Delayed Sleep Phase Disorder (DSPD)
A circadian rhythm disorder in which the internal clock is persistently shifted later than conventional schedules require, making early sleep onset and early waking genuinely difficult regardless of effort. Distinct from an ordinary night-owl preference.
Glymphatic System
The brain's waste-clearance channel, running through fluid-filled spaces between brain cells. Substantially more active during sleep, when the space between cells expands and cerebrospinal fluid flow increases.
Melatonin
A hormone released by the pineal gland as darkness falls, signalling to the body that biological night has begun. Suppressed by bright light, particularly blue-wavelength light. A messenger of circadian timing, not a sedative that directly forces sleep onset.
NREM Sleep (Non-Rapid Eye Movement)
The stages of sleep (N1, N2, N3) other than REM, encompassing the transition into sleep and slow-wave deep sleep, which is concentrated in the first half of the night and is the most physically restorative stage.
Obstructive Sleep Apnoea (OSA)
A common, frequently undiagnosed disorder involving repeated pauses or reductions in breathing during sleep due to airway collapse, fragmenting sleep and elevating cardiovascular and metabolic risk. Effectively treated with CPAP or oral appliances once diagnosed.
REM Sleep (Rapid Eye Movement)
The sleep stage during which brain activity resembles wakefulness, most dreaming occurs, and emotional memory processing is concentrated. Lengthens across the night and dominates the second half — meaning short nights disproportionately cut into REM.
Sleep Architecture
The structured pattern of sleep stages across a night, cycling roughly every 90 minutes. Changes measurably with age — generally shifting toward lighter, more fragmented sleep with a smaller proportion of REM.
Sleep Debt
The cumulative cost of insufficient sleep, which compounds across consecutive short nights rather than resetting each day. Notably, subjective sleepiness plateaus after a few days of restriction even as objective cognitive impairment continues to worsen — making self-assessment an unreliable guide to whether sleep debt has been repaid.
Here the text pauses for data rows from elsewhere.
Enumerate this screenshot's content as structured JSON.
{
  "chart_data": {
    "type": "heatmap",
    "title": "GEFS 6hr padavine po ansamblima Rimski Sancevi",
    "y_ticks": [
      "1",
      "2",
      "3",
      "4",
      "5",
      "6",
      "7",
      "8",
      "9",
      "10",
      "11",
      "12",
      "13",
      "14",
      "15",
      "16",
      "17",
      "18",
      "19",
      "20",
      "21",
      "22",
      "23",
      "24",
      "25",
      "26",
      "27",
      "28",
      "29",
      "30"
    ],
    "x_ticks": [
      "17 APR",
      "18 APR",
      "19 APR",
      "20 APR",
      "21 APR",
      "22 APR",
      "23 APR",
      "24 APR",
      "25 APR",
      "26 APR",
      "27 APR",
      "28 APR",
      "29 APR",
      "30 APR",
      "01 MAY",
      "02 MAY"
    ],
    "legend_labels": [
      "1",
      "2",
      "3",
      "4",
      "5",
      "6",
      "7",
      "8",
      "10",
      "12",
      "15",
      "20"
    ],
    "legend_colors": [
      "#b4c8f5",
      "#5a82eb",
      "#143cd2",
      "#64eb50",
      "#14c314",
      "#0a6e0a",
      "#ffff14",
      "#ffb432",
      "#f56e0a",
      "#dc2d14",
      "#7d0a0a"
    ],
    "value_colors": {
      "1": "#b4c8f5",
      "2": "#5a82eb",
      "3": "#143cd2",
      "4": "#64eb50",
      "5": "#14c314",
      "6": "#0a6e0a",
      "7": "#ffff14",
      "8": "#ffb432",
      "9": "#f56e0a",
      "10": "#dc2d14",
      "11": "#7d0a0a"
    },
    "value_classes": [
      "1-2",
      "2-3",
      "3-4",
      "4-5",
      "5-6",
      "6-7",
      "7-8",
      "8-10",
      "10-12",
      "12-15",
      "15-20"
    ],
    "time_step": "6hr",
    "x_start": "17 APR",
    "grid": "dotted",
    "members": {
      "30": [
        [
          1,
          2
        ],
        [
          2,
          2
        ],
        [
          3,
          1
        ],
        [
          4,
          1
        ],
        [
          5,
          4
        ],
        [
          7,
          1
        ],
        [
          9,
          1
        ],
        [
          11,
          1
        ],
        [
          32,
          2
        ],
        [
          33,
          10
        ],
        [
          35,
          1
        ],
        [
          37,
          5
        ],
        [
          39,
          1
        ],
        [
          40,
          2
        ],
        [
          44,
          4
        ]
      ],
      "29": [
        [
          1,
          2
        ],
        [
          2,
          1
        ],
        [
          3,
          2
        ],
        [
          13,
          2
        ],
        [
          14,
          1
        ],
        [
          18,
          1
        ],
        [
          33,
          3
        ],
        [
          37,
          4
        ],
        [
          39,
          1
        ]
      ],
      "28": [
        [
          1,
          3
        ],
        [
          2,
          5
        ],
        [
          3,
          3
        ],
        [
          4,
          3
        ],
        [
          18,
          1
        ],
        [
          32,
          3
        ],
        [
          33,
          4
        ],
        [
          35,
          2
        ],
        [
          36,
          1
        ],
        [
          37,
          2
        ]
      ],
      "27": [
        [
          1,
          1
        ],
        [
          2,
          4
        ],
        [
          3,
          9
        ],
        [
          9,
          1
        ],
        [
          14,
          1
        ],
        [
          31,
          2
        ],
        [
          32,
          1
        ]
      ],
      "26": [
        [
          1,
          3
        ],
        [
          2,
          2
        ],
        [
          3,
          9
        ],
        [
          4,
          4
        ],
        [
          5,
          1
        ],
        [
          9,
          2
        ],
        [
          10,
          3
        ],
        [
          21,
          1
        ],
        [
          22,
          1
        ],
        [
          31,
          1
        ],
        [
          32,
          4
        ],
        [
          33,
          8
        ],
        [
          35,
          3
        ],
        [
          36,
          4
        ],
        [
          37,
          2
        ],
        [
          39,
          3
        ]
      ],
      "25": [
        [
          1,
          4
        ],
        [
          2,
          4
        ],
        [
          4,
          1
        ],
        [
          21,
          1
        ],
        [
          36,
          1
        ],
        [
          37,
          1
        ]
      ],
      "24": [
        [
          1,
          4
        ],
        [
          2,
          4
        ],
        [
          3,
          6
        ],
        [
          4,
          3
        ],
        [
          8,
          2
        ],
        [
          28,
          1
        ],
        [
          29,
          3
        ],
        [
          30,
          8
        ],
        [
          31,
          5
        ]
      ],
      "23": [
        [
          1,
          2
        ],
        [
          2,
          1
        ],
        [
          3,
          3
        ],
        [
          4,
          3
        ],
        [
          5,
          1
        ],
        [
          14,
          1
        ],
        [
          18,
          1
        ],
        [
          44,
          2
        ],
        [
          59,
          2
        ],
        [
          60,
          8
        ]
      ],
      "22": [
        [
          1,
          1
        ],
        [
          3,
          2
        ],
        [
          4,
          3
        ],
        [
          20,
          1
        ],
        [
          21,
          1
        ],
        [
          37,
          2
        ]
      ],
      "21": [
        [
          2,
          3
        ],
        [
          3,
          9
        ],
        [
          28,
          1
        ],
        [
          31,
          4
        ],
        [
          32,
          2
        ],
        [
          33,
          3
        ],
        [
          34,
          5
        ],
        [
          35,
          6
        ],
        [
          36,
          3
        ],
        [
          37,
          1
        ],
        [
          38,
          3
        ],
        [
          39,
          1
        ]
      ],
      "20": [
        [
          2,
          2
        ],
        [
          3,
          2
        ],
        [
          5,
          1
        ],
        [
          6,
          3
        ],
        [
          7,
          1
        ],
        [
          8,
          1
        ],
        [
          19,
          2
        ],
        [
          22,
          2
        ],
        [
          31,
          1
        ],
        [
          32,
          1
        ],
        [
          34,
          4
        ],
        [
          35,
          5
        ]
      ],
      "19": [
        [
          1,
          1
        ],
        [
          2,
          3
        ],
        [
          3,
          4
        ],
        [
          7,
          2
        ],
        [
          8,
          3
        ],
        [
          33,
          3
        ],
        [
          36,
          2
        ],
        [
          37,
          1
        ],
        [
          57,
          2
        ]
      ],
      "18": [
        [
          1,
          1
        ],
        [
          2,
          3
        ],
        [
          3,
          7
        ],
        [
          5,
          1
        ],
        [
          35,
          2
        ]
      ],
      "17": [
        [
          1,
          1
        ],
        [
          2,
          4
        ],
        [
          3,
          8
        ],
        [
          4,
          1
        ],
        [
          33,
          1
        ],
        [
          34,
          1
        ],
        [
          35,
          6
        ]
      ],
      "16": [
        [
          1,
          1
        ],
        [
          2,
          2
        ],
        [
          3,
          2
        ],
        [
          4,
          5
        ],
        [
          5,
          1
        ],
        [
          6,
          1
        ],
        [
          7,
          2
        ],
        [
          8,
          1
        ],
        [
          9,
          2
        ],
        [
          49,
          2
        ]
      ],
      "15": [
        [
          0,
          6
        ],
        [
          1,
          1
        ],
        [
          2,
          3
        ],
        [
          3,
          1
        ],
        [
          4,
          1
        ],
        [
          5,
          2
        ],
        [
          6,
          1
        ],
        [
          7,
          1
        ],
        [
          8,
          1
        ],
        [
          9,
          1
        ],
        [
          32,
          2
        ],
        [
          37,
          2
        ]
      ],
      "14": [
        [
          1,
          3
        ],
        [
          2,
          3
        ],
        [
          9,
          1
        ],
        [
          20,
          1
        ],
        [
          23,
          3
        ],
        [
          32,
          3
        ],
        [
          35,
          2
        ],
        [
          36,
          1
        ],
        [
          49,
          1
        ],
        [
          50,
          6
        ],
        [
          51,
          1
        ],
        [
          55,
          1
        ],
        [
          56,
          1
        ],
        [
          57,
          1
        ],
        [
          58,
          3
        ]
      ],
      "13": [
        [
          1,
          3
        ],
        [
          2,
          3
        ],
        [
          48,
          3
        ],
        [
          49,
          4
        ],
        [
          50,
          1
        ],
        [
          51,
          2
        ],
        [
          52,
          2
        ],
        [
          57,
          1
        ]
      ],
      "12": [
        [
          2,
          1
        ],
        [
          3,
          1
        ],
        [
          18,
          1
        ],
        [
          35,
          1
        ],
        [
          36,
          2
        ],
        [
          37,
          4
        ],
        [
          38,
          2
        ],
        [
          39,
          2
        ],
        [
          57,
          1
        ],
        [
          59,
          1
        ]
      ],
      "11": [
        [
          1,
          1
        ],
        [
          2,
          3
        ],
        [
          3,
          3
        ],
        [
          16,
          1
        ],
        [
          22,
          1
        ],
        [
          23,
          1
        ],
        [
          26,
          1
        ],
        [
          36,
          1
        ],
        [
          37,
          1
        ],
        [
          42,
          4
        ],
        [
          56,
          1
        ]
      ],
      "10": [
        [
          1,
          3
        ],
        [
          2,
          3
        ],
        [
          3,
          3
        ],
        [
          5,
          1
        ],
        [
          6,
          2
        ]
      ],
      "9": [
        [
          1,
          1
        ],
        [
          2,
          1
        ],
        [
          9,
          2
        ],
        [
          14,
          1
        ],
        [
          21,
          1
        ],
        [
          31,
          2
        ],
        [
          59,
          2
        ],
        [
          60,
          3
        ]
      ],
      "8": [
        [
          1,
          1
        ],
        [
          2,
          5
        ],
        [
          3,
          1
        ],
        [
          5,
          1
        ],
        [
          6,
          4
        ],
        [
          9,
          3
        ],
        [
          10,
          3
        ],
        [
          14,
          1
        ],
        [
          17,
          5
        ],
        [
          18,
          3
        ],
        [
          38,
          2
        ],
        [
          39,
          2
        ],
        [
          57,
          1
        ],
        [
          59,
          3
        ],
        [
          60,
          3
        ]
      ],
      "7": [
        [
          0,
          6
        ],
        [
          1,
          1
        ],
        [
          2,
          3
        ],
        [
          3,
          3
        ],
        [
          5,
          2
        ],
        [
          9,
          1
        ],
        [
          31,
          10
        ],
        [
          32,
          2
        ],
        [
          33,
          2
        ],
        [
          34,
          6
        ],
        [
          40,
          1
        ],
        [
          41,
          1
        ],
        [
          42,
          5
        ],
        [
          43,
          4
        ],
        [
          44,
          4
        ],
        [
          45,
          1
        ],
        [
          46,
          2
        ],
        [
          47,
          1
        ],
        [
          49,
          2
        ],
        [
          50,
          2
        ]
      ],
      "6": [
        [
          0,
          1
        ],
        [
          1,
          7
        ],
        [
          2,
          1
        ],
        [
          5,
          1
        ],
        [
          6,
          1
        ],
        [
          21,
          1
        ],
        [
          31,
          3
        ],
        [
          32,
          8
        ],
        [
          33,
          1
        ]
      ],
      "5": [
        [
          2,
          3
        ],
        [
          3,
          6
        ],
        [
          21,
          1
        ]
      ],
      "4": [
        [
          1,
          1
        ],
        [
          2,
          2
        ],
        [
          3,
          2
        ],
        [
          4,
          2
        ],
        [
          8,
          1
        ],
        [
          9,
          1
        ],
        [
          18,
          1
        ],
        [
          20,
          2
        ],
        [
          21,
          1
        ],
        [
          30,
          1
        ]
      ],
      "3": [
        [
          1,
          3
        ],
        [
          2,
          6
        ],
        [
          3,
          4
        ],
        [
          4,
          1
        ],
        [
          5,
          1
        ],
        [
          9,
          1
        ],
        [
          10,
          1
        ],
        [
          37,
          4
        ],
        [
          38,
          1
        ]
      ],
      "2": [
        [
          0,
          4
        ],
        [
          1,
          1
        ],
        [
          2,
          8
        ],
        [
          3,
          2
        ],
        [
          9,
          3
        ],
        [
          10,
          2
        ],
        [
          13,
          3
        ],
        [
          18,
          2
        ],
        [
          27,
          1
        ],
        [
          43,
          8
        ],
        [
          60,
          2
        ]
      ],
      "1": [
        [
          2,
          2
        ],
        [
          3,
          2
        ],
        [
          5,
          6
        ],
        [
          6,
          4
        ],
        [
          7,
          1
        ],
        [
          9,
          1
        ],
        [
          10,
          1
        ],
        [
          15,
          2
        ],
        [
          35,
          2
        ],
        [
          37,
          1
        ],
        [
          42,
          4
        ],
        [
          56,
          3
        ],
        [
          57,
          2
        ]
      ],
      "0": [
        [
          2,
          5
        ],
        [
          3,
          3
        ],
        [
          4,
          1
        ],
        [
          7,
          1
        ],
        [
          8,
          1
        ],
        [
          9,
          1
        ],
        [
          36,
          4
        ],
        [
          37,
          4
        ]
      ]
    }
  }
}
Sleep Pressure (Process S)
The homeostatic drive to sleep, built by rising adenosine across wakefulness and cleared by sleep. One of the two components of the two-process model, alongside circadian timing (Process C).
Social Jet Lag
The circadian disruption caused by a mismatch between weekday and weekend sleep schedules — functionally similar to crossing time zones. Even a two-hour weekend shift produces a measurable disruption, which is why capping weekend wake-time drift matters.
Suprachiasmatic Nucleus (SCN)
A cluster of roughly 20,000 neurons in the hypothalamus that functions as the body's master circadian clock, receiving light input directly from the retina and coordinating the timing of peripheral clocks throughout the body.
Two-Process Model
The framework describing sleep drive as the interaction of homeostatic sleep pressure (Process S) and circadian alerting timing (Process C). Misalignment between the two — from an irregular schedule, jet lag, or shift work — is behind most real-world sleep-timing problems.
Zeitgeber
German for "time-giver": any external cue that helps synchronise the circadian clock to the 24-hour day. Light is the dominant zeitgeber in humans; meal timing, exercise, and social cues play secondary roles.